There is a restaurant I frequent when I go on vacation. It is popular and during the summer it is very busy. My wife and I were being served by a waitress who was also serving a large family of 10 right next to us.
I observed her taking their orders and when it came time for the food to arrive, there were extra servers on hand to help hand out the meals. She oversaw the activity and when a particular plate was being handed to a small boy, she stopped the server because she noticed that it was the incorrect meal. She apologized and sent it back to get the proper order.
I was amazed. When she came over to my table to check on us, I asked if I could talk to the manager. I had to allay her concerns that something was wrong and when the manager arrived worried about a complaint, I relayed what had happened and commended her for her excellent service.
The manager beamed at me and said, “She’s my top server.” I told him; I hope you let her know that. He promised, that at the end of the shift he would gather the staff together and acknowledge how much he appreciates her.
Think about the impact that could have on a hard-working employee in a position where thanks are few and complaints are likely the only feedback given.
You have now planted a seed in fertile ground where a more loyal and positive employee will grow.
Now what if that server was new and never received encouragement or compliments. In addition, think about the impact our lack of appreciation has on someone that is trying to grow without any positivity or gratitude.
It is not unreasonable to expect to see disillusionment, withdrawal, and withering effort.

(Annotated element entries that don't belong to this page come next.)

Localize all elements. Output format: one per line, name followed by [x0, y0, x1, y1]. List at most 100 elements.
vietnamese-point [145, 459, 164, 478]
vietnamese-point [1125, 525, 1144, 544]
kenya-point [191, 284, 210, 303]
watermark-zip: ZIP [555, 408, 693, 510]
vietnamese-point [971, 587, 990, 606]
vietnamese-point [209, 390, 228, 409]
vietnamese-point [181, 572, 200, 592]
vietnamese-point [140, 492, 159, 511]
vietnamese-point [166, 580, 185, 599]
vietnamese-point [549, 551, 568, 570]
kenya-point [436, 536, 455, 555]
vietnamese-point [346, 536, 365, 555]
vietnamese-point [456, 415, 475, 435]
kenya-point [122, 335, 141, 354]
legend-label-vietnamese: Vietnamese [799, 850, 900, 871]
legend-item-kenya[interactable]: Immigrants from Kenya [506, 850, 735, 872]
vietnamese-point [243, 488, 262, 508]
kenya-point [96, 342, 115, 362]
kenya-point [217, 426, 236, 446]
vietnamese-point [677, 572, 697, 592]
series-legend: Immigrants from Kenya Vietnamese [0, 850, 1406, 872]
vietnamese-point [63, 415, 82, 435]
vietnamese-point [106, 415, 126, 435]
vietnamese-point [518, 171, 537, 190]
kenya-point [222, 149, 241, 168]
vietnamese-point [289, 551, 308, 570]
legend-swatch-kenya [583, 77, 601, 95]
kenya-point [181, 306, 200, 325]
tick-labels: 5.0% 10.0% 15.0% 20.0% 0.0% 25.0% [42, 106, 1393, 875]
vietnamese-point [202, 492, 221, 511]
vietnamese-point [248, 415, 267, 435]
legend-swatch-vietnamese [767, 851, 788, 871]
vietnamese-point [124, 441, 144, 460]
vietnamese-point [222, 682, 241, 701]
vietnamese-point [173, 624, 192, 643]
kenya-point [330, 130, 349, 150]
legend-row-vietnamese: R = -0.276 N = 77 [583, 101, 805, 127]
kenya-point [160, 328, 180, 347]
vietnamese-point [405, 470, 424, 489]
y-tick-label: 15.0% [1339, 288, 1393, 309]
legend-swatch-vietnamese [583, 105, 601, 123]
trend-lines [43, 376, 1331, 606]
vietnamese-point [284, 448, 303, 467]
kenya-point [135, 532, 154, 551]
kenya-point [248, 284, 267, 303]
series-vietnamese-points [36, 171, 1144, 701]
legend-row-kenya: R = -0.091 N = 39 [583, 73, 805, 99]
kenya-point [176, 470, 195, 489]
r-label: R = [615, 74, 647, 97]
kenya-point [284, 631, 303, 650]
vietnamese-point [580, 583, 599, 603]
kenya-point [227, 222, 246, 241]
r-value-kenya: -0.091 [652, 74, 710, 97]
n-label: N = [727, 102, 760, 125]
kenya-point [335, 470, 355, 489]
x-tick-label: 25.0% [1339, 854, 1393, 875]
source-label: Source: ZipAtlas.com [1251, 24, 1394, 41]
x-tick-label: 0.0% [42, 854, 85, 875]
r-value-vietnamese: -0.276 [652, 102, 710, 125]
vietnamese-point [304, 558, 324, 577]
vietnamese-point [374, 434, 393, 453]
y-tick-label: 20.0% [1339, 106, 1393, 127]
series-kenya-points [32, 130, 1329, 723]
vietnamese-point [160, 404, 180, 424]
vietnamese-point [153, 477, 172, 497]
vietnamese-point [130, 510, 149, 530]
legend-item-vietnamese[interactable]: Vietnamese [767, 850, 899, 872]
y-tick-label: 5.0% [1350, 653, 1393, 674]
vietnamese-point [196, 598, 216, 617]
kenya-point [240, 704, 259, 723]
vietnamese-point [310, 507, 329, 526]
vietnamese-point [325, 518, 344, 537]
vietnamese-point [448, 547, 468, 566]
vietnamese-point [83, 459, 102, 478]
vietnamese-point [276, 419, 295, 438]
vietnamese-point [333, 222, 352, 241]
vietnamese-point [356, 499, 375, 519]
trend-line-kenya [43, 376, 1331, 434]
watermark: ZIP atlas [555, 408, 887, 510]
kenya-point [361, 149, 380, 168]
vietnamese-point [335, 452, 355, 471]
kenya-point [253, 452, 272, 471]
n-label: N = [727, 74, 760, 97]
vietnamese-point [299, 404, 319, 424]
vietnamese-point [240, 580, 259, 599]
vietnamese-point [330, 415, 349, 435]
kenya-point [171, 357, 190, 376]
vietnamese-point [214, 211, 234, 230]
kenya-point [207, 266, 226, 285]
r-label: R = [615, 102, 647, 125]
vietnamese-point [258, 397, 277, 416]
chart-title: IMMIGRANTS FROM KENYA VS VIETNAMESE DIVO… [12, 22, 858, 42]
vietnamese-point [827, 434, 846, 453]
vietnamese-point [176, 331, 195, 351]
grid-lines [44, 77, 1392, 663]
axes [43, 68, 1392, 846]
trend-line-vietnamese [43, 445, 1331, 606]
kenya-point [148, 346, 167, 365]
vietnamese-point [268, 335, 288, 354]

On the contrary … think about the impact showing genuine appreciation has and the results that continue to occur like joy, positive energy, reciprocity and multiplicity – you’ll get it back and it will be paid forward exponentially!

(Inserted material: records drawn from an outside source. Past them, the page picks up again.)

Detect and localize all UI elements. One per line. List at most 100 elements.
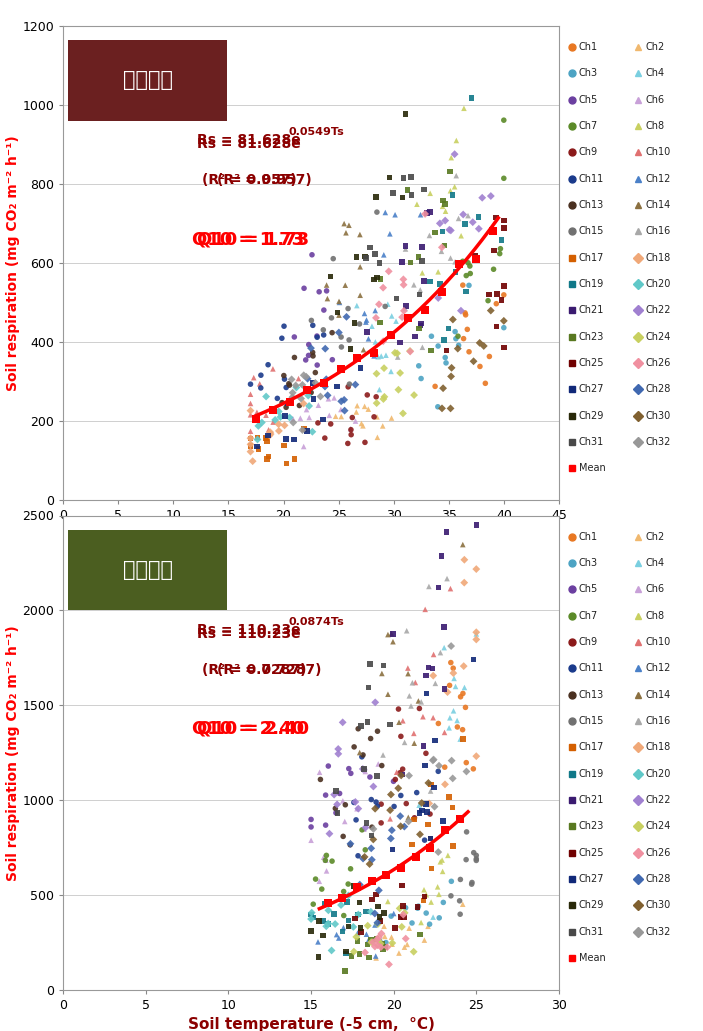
Point <box>255 367 266 384</box>
Point <box>330 916 341 932</box>
Point <box>416 239 427 256</box>
Point <box>430 225 441 241</box>
Point <box>336 339 347 356</box>
Point <box>413 321 425 337</box>
Point <box>294 397 305 413</box>
Point <box>468 844 479 861</box>
Point <box>430 675 441 692</box>
Point <box>406 187 418 203</box>
Point <box>439 680 450 697</box>
FancyBboxPatch shape <box>68 40 227 121</box>
Point <box>298 395 309 411</box>
Point <box>459 679 470 696</box>
Point <box>385 363 396 379</box>
Point <box>437 198 449 214</box>
Point <box>405 255 416 271</box>
Point <box>414 700 425 717</box>
FancyBboxPatch shape <box>68 530 227 610</box>
Point <box>369 917 380 933</box>
Point <box>395 728 406 744</box>
Point <box>387 936 398 953</box>
Point <box>445 888 456 904</box>
Point <box>325 268 336 285</box>
Point <box>271 390 283 406</box>
Point <box>438 332 449 348</box>
Point <box>363 401 374 418</box>
Point <box>366 934 377 951</box>
Point <box>397 190 408 206</box>
Text: Ch17: Ch17 <box>579 253 604 263</box>
Point <box>323 758 334 774</box>
Point <box>353 721 364 737</box>
Text: Ch3: Ch3 <box>579 558 598 568</box>
Point <box>463 255 474 271</box>
Point <box>362 918 373 934</box>
Point <box>445 580 456 597</box>
Point <box>385 830 396 846</box>
Point <box>415 694 427 710</box>
Point <box>305 910 316 927</box>
Point <box>255 379 266 396</box>
Point <box>448 702 459 719</box>
Point <box>467 214 478 231</box>
Point <box>328 787 340 803</box>
Point <box>354 226 366 242</box>
Point <box>251 404 262 421</box>
Point <box>447 187 458 203</box>
Point <box>386 626 397 642</box>
Point <box>263 422 274 438</box>
Point <box>432 399 444 415</box>
Point <box>342 300 354 317</box>
Point <box>264 424 276 440</box>
Point <box>457 731 468 747</box>
Point <box>293 370 304 387</box>
Point <box>461 763 472 779</box>
Point <box>337 714 348 731</box>
Point <box>418 893 429 909</box>
Point <box>343 919 354 935</box>
Point <box>337 793 349 809</box>
Point <box>430 378 441 395</box>
Point <box>307 344 318 361</box>
Point <box>460 284 472 300</box>
Point <box>439 350 451 366</box>
Point <box>353 800 364 817</box>
Text: Ch13: Ch13 <box>579 690 604 700</box>
Point <box>440 355 451 371</box>
Point <box>498 277 510 294</box>
Point <box>334 786 345 802</box>
Point <box>458 330 469 346</box>
Point <box>335 408 347 425</box>
Point <box>429 779 440 796</box>
Point <box>312 414 323 431</box>
Point <box>425 806 436 823</box>
Text: Ch11: Ch11 <box>579 173 604 184</box>
Point <box>367 934 378 951</box>
Point <box>491 319 502 335</box>
Point <box>470 251 482 267</box>
Point <box>276 395 288 411</box>
Point <box>470 561 482 577</box>
Point <box>449 670 460 687</box>
Text: (R² = 0.7287): (R² = 0.7287) <box>217 663 321 676</box>
Point <box>279 371 290 388</box>
Point <box>248 369 259 386</box>
Point <box>437 193 449 209</box>
Point <box>389 920 401 936</box>
Point <box>303 336 314 353</box>
Point <box>363 331 374 347</box>
Point <box>364 932 375 949</box>
Point <box>311 329 323 345</box>
Point <box>356 749 368 765</box>
Point <box>425 830 437 846</box>
Point <box>371 395 382 411</box>
Point <box>301 368 312 385</box>
Point <box>374 314 385 331</box>
Point <box>364 856 375 872</box>
Point <box>366 903 377 920</box>
Text: Mean: Mean <box>579 463 605 473</box>
Point <box>305 906 316 923</box>
Point <box>354 744 366 761</box>
Point <box>364 769 375 786</box>
Point <box>305 340 316 357</box>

Your employees, your business and your living community will react the same way – as an overworked waitress, who needs to know she matters or like a disgruntled employee, who never knew they could be better.
You have the power to make a difference!
When will you plant the tree?
Oh, and here’s how the story ends…
The Duke told the giant he would gather all the food, but maybe if he had time to meet with his wisemen than maybe they could give him something special in addition.
Skeptical but intrigued, the giant agreed.
The Duke gathered the wisest people of the village and they came up with a plan that needed everyone to act.
Over the next few hours, the farmers, bakers and the cooks all brought carts of food to the giant. While he ate, the soldiers, craftsmen and the builders cut down trees, tied the trunks together and covered it with hay, making a huge bed for the giant on the beach.
That night when the giant ate his fill, the Duke said, “For sparing us, we have made you a bed of hay on our beach to let the soothing sounds of the waves aid in your slumber.”
The tired giant liked the idea and laid down into a deep slumber.
That night the tide came in and floated the sleeping giant’s bed that was actually a raft. By morning it had carried the giant far away to the horizon where he looked as if he were a distant mountain until he was gone.
The villagers celebrated and were quite joyous. The Duke spoke to them and said, “Mark this day, with my appreciation, and learn this lesson: When we work together, we can make even giant problems go away.”